Published on January 28, 2021
An issue I encounter with many folks I meet in the office—and, dare I say, most—is not how absolutely disorganized they are but how adamant they are that they are organized to a fault in every aspect of their lives EXCEPT FOR (wait for it . . . ) their weight, eating lifestyle and health – basically, their self-care.
For one thing, I don’t buy it right out of the gate. With over two decades in the weight loss business, I have the eyes and ears to spot the “I”m organized” disorganized person rather quickly and, as I’ve written before, my experience confirms that clutter and chaos, disorganization and dishevelment, makes you fat.
For another, once I get to know clients, meeting/speaking with them several times a week, learning about things going on in their personal and professional lives, and their reactions to various circumstances and situations, not only am I proved right, but they get to see and own up to just how disorganized they are.
They’ve been hiding not only behind their fat for so long, but also behind their “I’m busy” banner. And as we all know, being “busy” is NOT the same as being “productive.” Not even close.
You know folks, we’re not all that different from one aspect of our lives to another. Who we are at home is who we are at the office is who we are with friends and so forth. We are who we are. Our character assets as well as our defects are with us all the time, whether we like to admit or not.
We can’t be fastidious and buttoned up in areas of our lives that we deem a priority, and then be sloppy, disheveled and disorganized in aspects of our lives that we ALSO deem a priority.
The person who claims to want to make a change (weight, fitness, career, personal relationship, etc) and doesn’t give laser-focus to the time and steps needed to make it happen, who doesn’t look for and use the tools and resources available to effect that change is, in fact, whether they like or not, disorganized. And they’re disorganized because what they claim to want isn’t a priority. And it’s on purpose.
To make yourself a priority, you have to be selfish.
That’s right. I said it. You have to be selfish.
Unfortunately, the word “selfish” always brings to mind negative connotations. We think self-centered, self-serving, self-involved. We’re supposed to avoid thinking only “me and my interests,” right? Wrong. Wrong. Wrong.
This is how the p.c. police define that word. And just because someone defines something we’ve done as selfish, doesn’t mean we have to define it on their terms.
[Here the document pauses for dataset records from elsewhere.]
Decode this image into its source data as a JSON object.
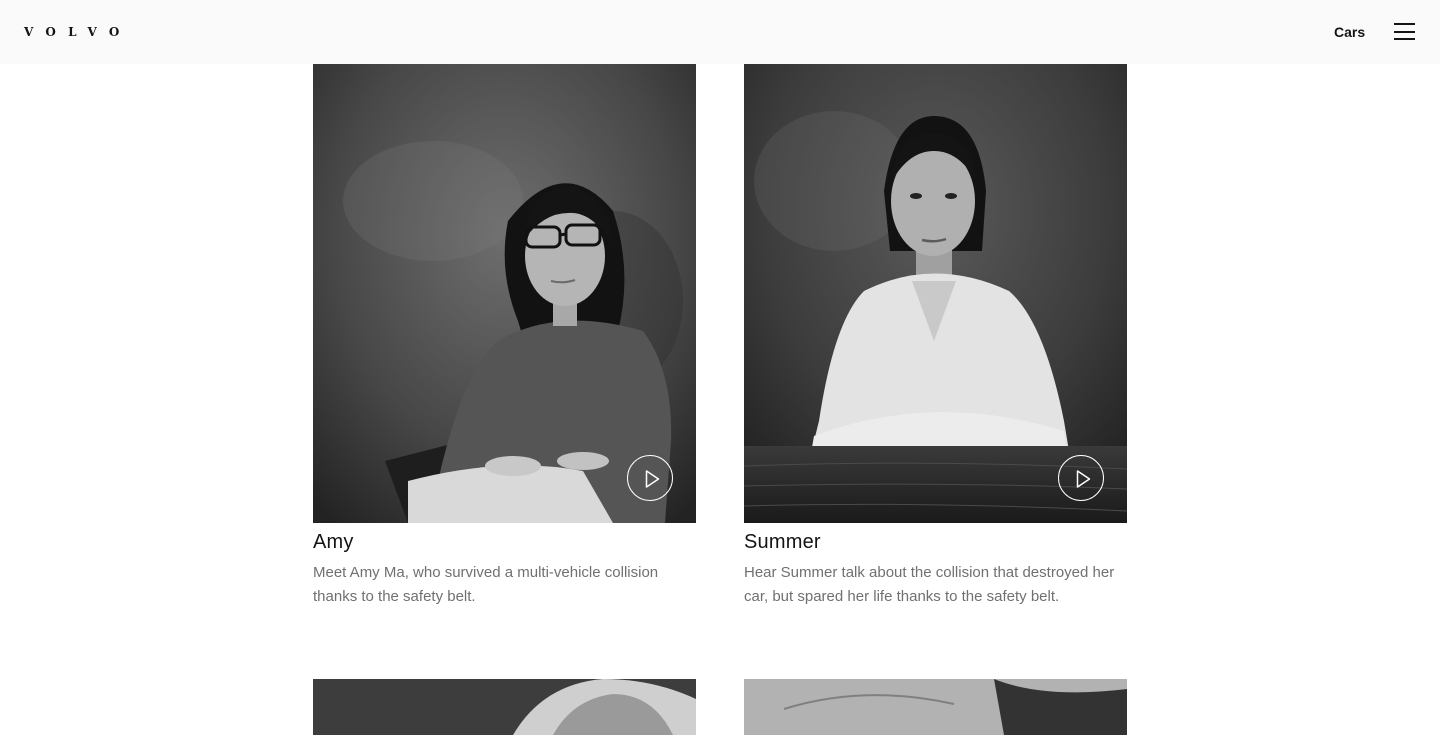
{
  "header": {
    "logo_text": "VOLVO",
    "nav_link": "Cars",
    "menu_icon": "hamburger-menu-icon"
  },
  "stories": [
    {
      "name": "Amy",
      "description": "Meet Amy Ma, who survived a multi-vehicle collision thanks to the safety belt.",
      "play_icon": "play-icon"
    },
    {
      "name": "Summer",
      "description": "Hear Summer talk about the collision that destroyed her car, but spared her life thanks to the safety belt.",
      "play_icon": "play-icon"
    }
  ],
  "colors": {
    "header_bg": "#fafafa",
    "text_primary": "#141414",
    "text_secondary": "#707070"
  }
}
In my opinion, sometimes the right thing IS to be “selfish.” And it may even be required more than “sometimes.”
There are times when being selfish is the right thing to do for our emotional, mental and physical health and well-being. There are also times when taking care of ourselves is absolutely necessary: We may need alone time, we may need help, we may need rest.
None of us should ever neglect ourselves and our health to avoid feeling selfish.
You have to be selfish.
You have to learn how to say “No.”
I consider myself a pretty generous person when it comes to giving my time to help someone, to answer questions, etc.; no doubt most people feel the same. I’m sure all of us often go out of our way to help others. We do it because it feels good to help.
At the same time, if I took a few minutes to respond to every single request I get via email or voice mail or by someone popping their head into my office; or if I said “yes” to every family request to “pick me up at the train station at _____” or “Can you stop at the supermarket for ______” or “Can you drive me ______,” I’d literally have no time left in the day for productive work — work that moves my business forward or for the time I purposely set aside for my own personal needs. For example, there’s a big difference between someone telling me, “I need you to pick me up at the station at 8:00 p.m.” and calling me to coordinate their arrival time around my availability to retrieve them.
What’s important is that we learn how to say No, to put our priorities first, that we’re clear on our goals and have a defined schedule and structure to make the progress we want.
I believe you have to treat yourself with the same “customer service” that you do your prospects and clients. You make a date with a prospect or client. You show up. On time. Every time. And you’re prepared for the meeting. That’s how you get new clients. That’s how you successfully maintain those client relationships.
Well, your body, your health is your business.
You need to do the same for your self-care. You need to put dates/time blocks on your calendar to __________ (prep your meals, go grocery shopping, get to the gym, go for your massage, do your weekly laundry, write a blog or two, etc. and so forth — whatever needs to be done, whatever your personal priorities are), and, barring any real emergencies of course, you stick to that schedule; you work around that schedule to provide assistance to others: “No, I can’t pick you up at the station at 9:00pm. If you can get in at 10, I can do it.” “No, I can’t do lunch on Tuesday; I block Tuesdays for working on my business; I can do lunch on Friday, if you like.”
Too often, I think, people don’t say “No” out of fear of hurting a relationship, be it personal or business. In my opinion, however, the better we get at saying “No,” the more productive we are and the faster we reach our goals. After all, if we want to be successful (at anything), we must be accountable for ALL commitments we make — to ourselves and to others — and manage expectations to make this possible.
And we can’t do that if we’re not selfish.